Under its suspended acting chairman Ibrahim Magu, the EFCC had a strained relationship with attorney-general Abubakar Malami, who accused Mr Magu of insubordination and re-looting of recovered funds. He also complained that Mr Magu often failed to forward case files bordering on corruption to the attorney-general’s office, proceeding to court directly, which Mr Malami felt was, among others, unprocedural.
However, this proposed bill is being opposed by anti-corruption bodies. Already, a coalition of about 150 civil societies on August 3, in a petition to President Muhammadu Buhari, also listed about 14 cases bordering on corruption said to have been stalled by Mr Malami’s office, which they said threatened the prospect of future of anti-corruption campaigns.
The coalition also alleged that, that on November 18, 2018, Mr Malami, through a lawyer from his office, identified as Pius Akuta, came to Lagos High Court to withdraw a case of fraud filed by the EFCC against one Dr John Abebe, a businessman and younger brother to the late Stella Obasanjo. However, the EFCC resisted the illegal move before Justice Mojisola Dada of Ikeja High Court on the grounds that the attorney-general had no constitutional power to take over a case filed in a Lagos High Court.
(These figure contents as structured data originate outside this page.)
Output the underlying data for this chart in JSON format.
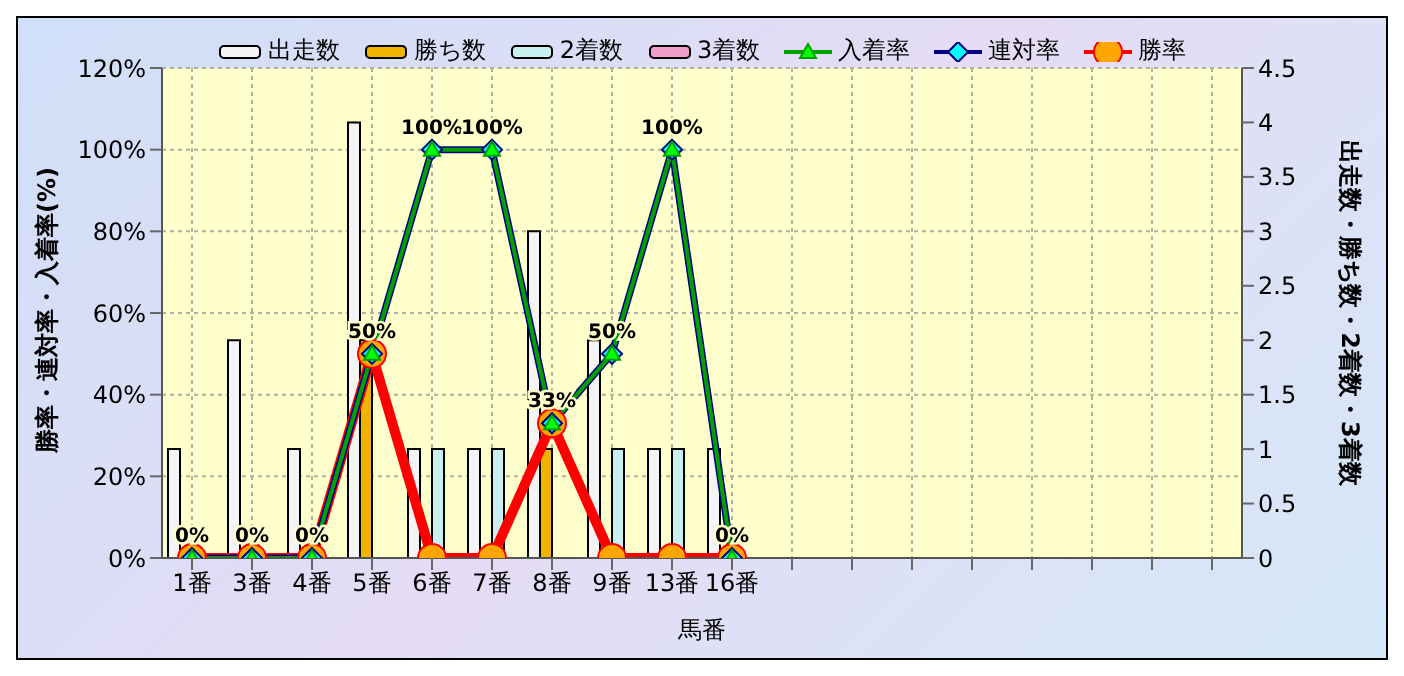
{
  "chart_data": {
    "type": "bar",
    "xlabel": "馬番",
    "ylabel": "勝率・連対率・入着率(%)",
    "y2label": "出走数・勝ち数・2着数・3着数",
    "categories": [
      "1番",
      "3番",
      "4番",
      "5番",
      "6番",
      "7番",
      "8番",
      "9番",
      "13番",
      "16番",
      null,
      null,
      null,
      null,
      null,
      null,
      null,
      null
    ],
    "series": [
      {
        "name": "出走数",
        "axis": "y2",
        "color": "#f4f4f4",
        "values": [
          1,
          2,
          1,
          4,
          1,
          1,
          3,
          2,
          1,
          1,
          null,
          null,
          null,
          null,
          null,
          null,
          null,
          null
        ]
      },
      {
        "name": "勝ち数",
        "axis": "y2",
        "color": "#f0b400",
        "values": [
          0,
          0,
          0,
          2,
          0,
          0,
          1,
          0,
          0,
          0,
          null,
          null,
          null,
          null,
          null,
          null,
          null,
          null
        ]
      },
      {
        "name": "2着数",
        "axis": "y2",
        "color": "#c8f0f0",
        "values": [
          0,
          0,
          0,
          0,
          1,
          1,
          0,
          1,
          1,
          0,
          null,
          null,
          null,
          null,
          null,
          null,
          null,
          null
        ]
      },
      {
        "name": "3着数",
        "axis": "y2",
        "color": "#f0a0c8",
        "values": [
          0,
          0,
          0,
          0,
          0,
          0,
          0,
          0,
          0,
          0,
          null,
          null,
          null,
          null,
          null,
          null,
          null,
          null
        ]
      },
      {
        "name": "入着率",
        "type": "line",
        "color": "#00a000",
        "marker": "triangle",
        "values": [
          0,
          0,
          0,
          50,
          100,
          100,
          33,
          50,
          100,
          0,
          null,
          null,
          null,
          null,
          null,
          null,
          null,
          null
        ]
      },
      {
        "name": "連対率",
        "type": "line",
        "color": "#000080",
        "marker": "diamond",
        "values": [
          0,
          0,
          0,
          50,
          100,
          100,
          33,
          50,
          100,
          0,
          null,
          null,
          null,
          null,
          null,
          null,
          null,
          null
        ],
        "value_labels": [
          "0%",
          "0%",
          "0%",
          "50%",
          "100%",
          "100%",
          "33%",
          "50%",
          "100%",
          "0%",
          null,
          null,
          null,
          null,
          null,
          null,
          null,
          null
        ]
      },
      {
        "name": "勝率",
        "type": "line",
        "color": "#ff0000",
        "marker": "circle",
        "values": [
          0,
          0,
          0,
          50,
          0,
          0,
          33,
          0,
          0,
          0,
          null,
          null,
          null,
          null,
          null,
          null,
          null,
          null
        ]
      }
    ],
    "ylim": [
      0,
      120
    ],
    "yticks": [
      {
        "value": 0,
        "label": "0%"
      },
      {
        "value": 20,
        "label": "20%"
      },
      {
        "value": 40,
        "label": "40%"
      },
      {
        "value": 60,
        "label": "60%"
      },
      {
        "value": 80,
        "label": "80%"
      },
      {
        "value": 100,
        "label": "100%"
      },
      {
        "value": 120,
        "label": "120%"
      }
    ],
    "y2lim": [
      0,
      4.5
    ],
    "y2ticks": [
      0,
      0.5,
      1,
      1.5,
      2,
      2.5,
      3,
      3.5,
      4,
      4.5
    ],
    "grid": true,
    "legend": "top"
  }
}
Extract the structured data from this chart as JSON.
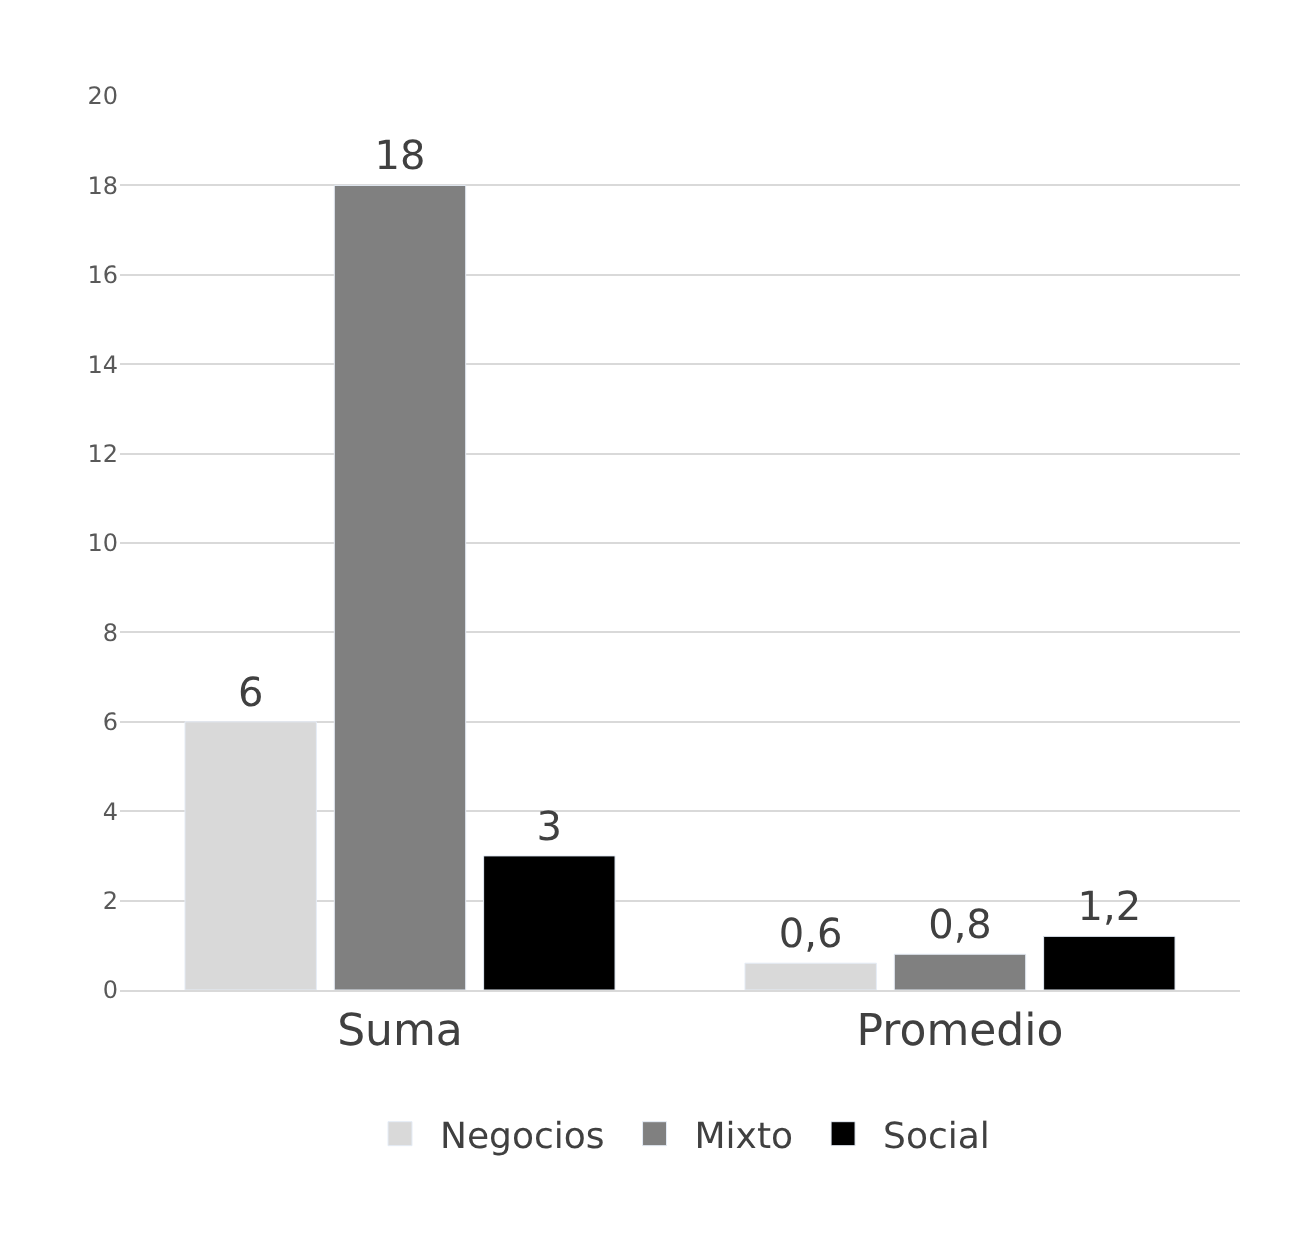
{
  "chart_data": {
    "type": "bar",
    "categories": [
      "Suma",
      "Promedio"
    ],
    "series": [
      {
        "name": "Negocios",
        "color": "#d9d9d9",
        "values": [
          6,
          0.6
        ],
        "value_labels": [
          "6",
          "0,6"
        ]
      },
      {
        "name": "Mixto",
        "color": "#808080",
        "values": [
          18,
          0.8
        ],
        "value_labels": [
          "18",
          "0,8"
        ]
      },
      {
        "name": "Social",
        "color": "#000000",
        "values": [
          3,
          1.2
        ],
        "value_labels": [
          "3",
          "1,2"
        ]
      }
    ],
    "ylim": [
      0,
      20
    ],
    "yticks": [
      0,
      2,
      4,
      6,
      8,
      10,
      12,
      14,
      16,
      18,
      20
    ],
    "grid": "y",
    "legend": "bottom"
  }
}
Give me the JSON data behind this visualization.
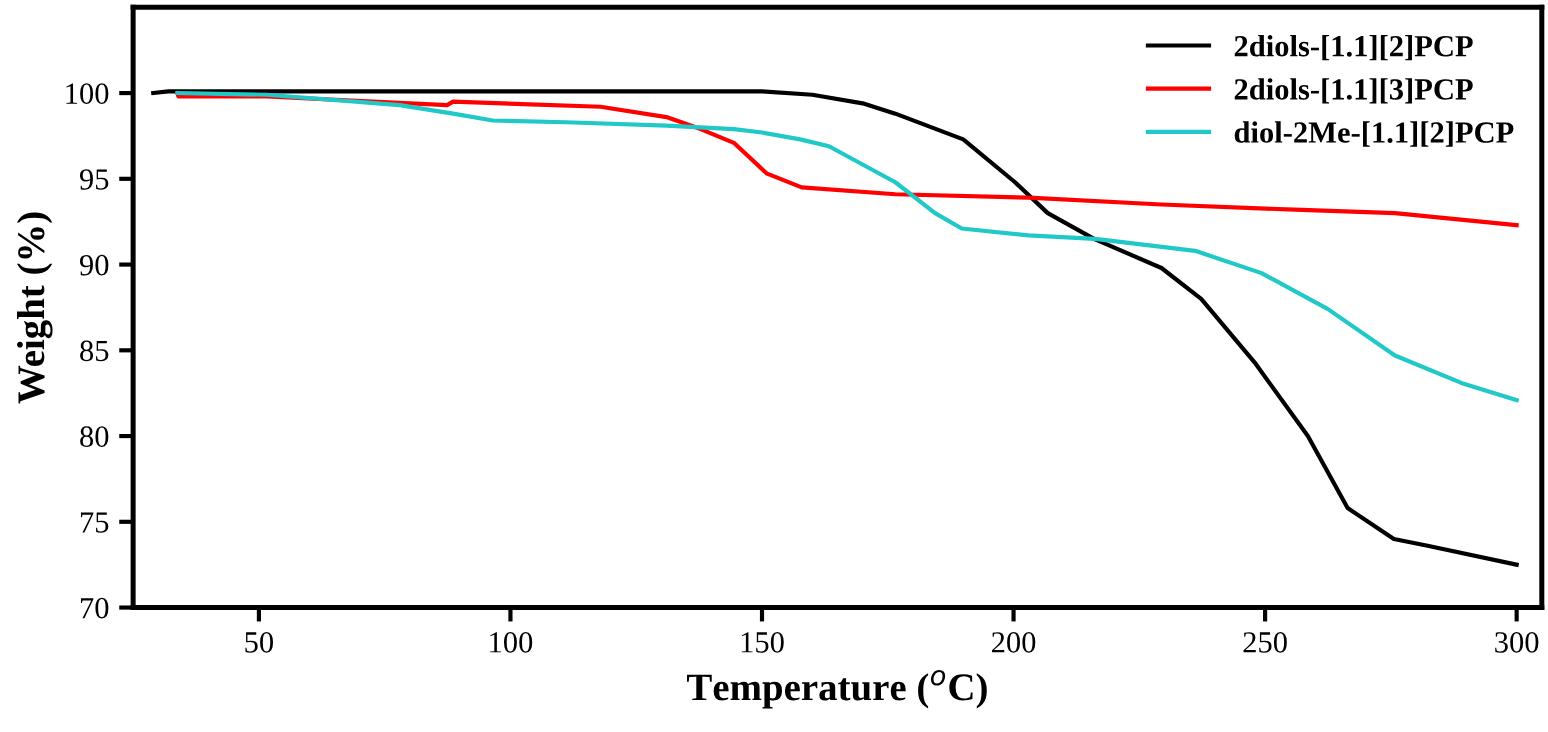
{
  "chart_data": {
    "type": "line",
    "xlabel": "Temperature ($^{o}$C)",
    "ylabel": "Weight (%)",
    "xlim": [
      25,
      305
    ],
    "ylim": [
      70,
      105
    ],
    "xticks": [
      50,
      100,
      150,
      200,
      250,
      300
    ],
    "yticks": [
      70,
      75,
      80,
      85,
      90,
      95,
      100
    ],
    "grid": false,
    "legend": "top right",
    "marker": "none",
    "line_style": "solid",
    "series": [
      {
        "name": "2diols-[1.1][2]PCP",
        "color": "#000000",
        "x": [
          29,
          32,
          50,
          100,
          150,
          160,
          170,
          176.5,
          190,
          200.3,
          206.8,
          216,
          229.4,
          237.3,
          247.9,
          258.5,
          266.4,
          275.6,
          282.3,
          300
        ],
        "values": [
          100.0,
          100.1,
          100.1,
          100.1,
          100.1,
          99.9,
          99.4,
          98.8,
          97.3,
          94.8,
          93.0,
          91.5,
          89.8,
          88.0,
          84.3,
          80.0,
          75.8,
          74.0,
          73.6,
          72.5
        ]
      },
      {
        "name": "2diols-[1.1][3]PCP",
        "color": "#ff0000",
        "x": [
          33.8,
          34,
          51.6,
          87.4,
          88.6,
          117.9,
          131,
          137.8,
          144.4,
          151,
          157.9,
          176.5,
          203,
          229.4,
          255.9,
          275.8,
          300
        ],
        "values": [
          100.0,
          99.8,
          99.8,
          99.3,
          99.5,
          99.2,
          98.6,
          97.9,
          97.1,
          95.3,
          94.5,
          94.1,
          93.9,
          93.5,
          93.2,
          93.0,
          92.3
        ]
      },
      {
        "name": "diol-2Me-[1.1][2]PCP",
        "color": "#20c8c8",
        "x": [
          33.8,
          51.6,
          78,
          88.6,
          96.5,
          111,
          131,
          144.4,
          150,
          157.6,
          163.3,
          176.5,
          184.4,
          189.7,
          203,
          216.2,
          236.1,
          249.3,
          262.5,
          275.8,
          289,
          300
        ],
        "values": [
          100.0,
          99.9,
          99.3,
          98.8,
          98.4,
          98.3,
          98.1,
          97.9,
          97.7,
          97.3,
          96.9,
          94.8,
          93.0,
          92.1,
          91.7,
          91.5,
          90.8,
          89.5,
          87.4,
          84.7,
          83.1,
          82.1
        ]
      }
    ]
  }
}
Other allegations listed included the withdrawal of the case against the chairman of the Code of Conduct Tribunal Danladi Yakubu, for criminal charges. Mr Malami is also said to have demanded the withdrawal of the cases against Bello Adoke, Diezani Alison-Madueke and others involved in the Malabu scandal and has halted the investigation of fraud in the Nigeria Incentive-Based Risk Sharing System for Agricultural Lending.